Just this week, the Commonwealth Bank announced the development of a quantum computer simulator the bank said will offer Australian developers “a head start” on the massive step change in computing power promised by quantum processing.
“Our investment in quantum computing has a long-term focus,” David Whiteing, CBA’s chief information officer said. “It allows us to support Australian innovation that is world leading and that we believe will materially benefit our customers and shareholders over the next decade.”
Quantum computing will transform industries and aspects of the broader community, including the banking sector, Whiteing added.
The AI revolution
According to Accenture, almost nine out of every ten (87 per cent) of Accenture’s Australian banking respondents agree that “AI will revolutionise the way they gain information from and interact with customers”.
“This is above the global rate of 76 per cent,” according to Alan McIntyre, head of Accenture’s banking practice.
Published in the ‘Accenture Banking Technology Vision 2017’, the research reveals a global banking sector enamoured of AI’s customer relations upside, and is based on an international measurement of over 600 bankers, including interviews with industry leaders, experts and leading fintech voices.
According to Accenture, more than half of Australian bankers surveyed believe that AI is capable of becoming the face of their organization or brand.

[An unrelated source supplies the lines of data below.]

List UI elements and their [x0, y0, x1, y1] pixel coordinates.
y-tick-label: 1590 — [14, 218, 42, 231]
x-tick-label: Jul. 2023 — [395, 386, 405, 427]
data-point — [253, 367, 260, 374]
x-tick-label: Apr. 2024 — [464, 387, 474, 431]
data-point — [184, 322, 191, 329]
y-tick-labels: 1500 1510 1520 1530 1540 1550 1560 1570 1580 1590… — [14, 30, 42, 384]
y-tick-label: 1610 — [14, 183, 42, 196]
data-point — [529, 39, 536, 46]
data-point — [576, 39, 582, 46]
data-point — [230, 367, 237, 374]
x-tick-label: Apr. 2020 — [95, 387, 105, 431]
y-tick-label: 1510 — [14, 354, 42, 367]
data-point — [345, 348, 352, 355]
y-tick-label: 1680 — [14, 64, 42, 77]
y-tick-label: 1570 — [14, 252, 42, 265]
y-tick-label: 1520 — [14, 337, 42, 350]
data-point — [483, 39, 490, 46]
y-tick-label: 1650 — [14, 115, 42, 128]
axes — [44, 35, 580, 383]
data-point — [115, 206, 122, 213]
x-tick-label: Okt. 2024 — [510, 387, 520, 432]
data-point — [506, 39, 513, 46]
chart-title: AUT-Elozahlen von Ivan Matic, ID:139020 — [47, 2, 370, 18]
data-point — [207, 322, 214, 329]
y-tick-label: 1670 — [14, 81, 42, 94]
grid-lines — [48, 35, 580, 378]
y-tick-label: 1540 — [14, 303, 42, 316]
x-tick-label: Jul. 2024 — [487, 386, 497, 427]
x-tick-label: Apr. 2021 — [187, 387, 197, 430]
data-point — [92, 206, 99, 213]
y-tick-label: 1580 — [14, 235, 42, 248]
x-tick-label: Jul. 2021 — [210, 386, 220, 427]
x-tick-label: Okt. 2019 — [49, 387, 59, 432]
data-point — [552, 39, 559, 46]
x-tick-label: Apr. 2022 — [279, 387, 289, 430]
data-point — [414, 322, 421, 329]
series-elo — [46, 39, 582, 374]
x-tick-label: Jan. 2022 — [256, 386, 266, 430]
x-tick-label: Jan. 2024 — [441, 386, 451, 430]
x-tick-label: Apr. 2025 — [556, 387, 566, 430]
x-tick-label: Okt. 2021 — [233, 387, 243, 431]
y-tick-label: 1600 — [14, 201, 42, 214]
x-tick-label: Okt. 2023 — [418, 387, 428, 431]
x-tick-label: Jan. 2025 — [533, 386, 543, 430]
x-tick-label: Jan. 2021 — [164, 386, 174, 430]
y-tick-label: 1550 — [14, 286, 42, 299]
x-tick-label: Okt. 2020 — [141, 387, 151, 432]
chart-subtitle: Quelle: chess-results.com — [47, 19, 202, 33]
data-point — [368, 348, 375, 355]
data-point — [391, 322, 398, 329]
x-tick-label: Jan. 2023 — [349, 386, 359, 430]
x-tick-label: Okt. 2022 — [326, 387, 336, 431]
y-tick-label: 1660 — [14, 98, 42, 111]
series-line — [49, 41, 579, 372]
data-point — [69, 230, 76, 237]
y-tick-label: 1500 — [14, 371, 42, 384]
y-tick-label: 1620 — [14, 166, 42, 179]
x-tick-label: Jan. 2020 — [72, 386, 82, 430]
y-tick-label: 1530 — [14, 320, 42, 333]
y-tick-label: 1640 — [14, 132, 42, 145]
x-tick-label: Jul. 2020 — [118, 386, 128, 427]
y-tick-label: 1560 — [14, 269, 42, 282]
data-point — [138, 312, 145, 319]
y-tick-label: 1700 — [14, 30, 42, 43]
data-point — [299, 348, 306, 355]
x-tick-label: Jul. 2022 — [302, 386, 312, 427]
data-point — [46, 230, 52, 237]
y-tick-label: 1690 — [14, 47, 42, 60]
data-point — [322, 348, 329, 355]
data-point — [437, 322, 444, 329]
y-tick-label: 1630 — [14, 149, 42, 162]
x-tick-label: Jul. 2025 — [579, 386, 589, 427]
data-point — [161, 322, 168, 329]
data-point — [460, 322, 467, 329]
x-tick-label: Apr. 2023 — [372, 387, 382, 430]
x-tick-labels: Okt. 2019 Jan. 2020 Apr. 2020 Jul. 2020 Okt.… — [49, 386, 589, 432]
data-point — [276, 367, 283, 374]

Almost three-quarters (73 per cent) believe that by 2020, the majority of organisations in banking will deploy AI interfaces as their primary point for interacting with customers.
The digital touch
With the shift to digital reduces the volume of human contact but increases its importance, Accenture found six out of ten Australian bankers agree that despite the consequent increased flow of customer data and insights, banks still struggle to grasp a customer's needs and goals.
The report suggested that AI-enabled tools will ultimately “help banks identify consumer preferences and empower their workforces to react with insight and emotional intelligence”.
According to McIntyre, the diversifying needs and priorities of banking consumers’ are pushing financial services firms to redefine how they interact with customers and how best to conceive products and services to meet individuals’ needs.
“AI-enabled tools can help banks identify consumer preferences and empower their workforces to react with insight and emotional intelligence, which is essential for the development of meaningful consumer relationships,” McIntyre said.
“In traditional banks, basic transactions continue to migrate from physical to digital channels, leading to major changes as banks redesign their branch networks and enhance their digital footprint,” the report noted, adding that the challenge will be how quickly banks can go live with new technologies wholly incompatible with their existing IT infrastructure.
Reflecting this, 73 per cent of Australian bankers agree that competitive advantage will not be determined by their organisation alone, but by the strength of their chosen partners and ecosystems.
According to the report the top reasons for introducing AI were to gain data analysis and insights (60 per cent), to increase productivity (59 per cent) and improve cost benefit savings (54 per cent).
According to CBA, with the emergence of big data as a field, any complete analysis of a future dataset of scope might take an existing computer decades or centuries to process, with a quantum computer the process can take seconds or minutes.
“It will be some time until the first quantum computer is built but the time for investment is now. It is important we are able to test and build today so we are ready for tomorrow,” Whiteing added.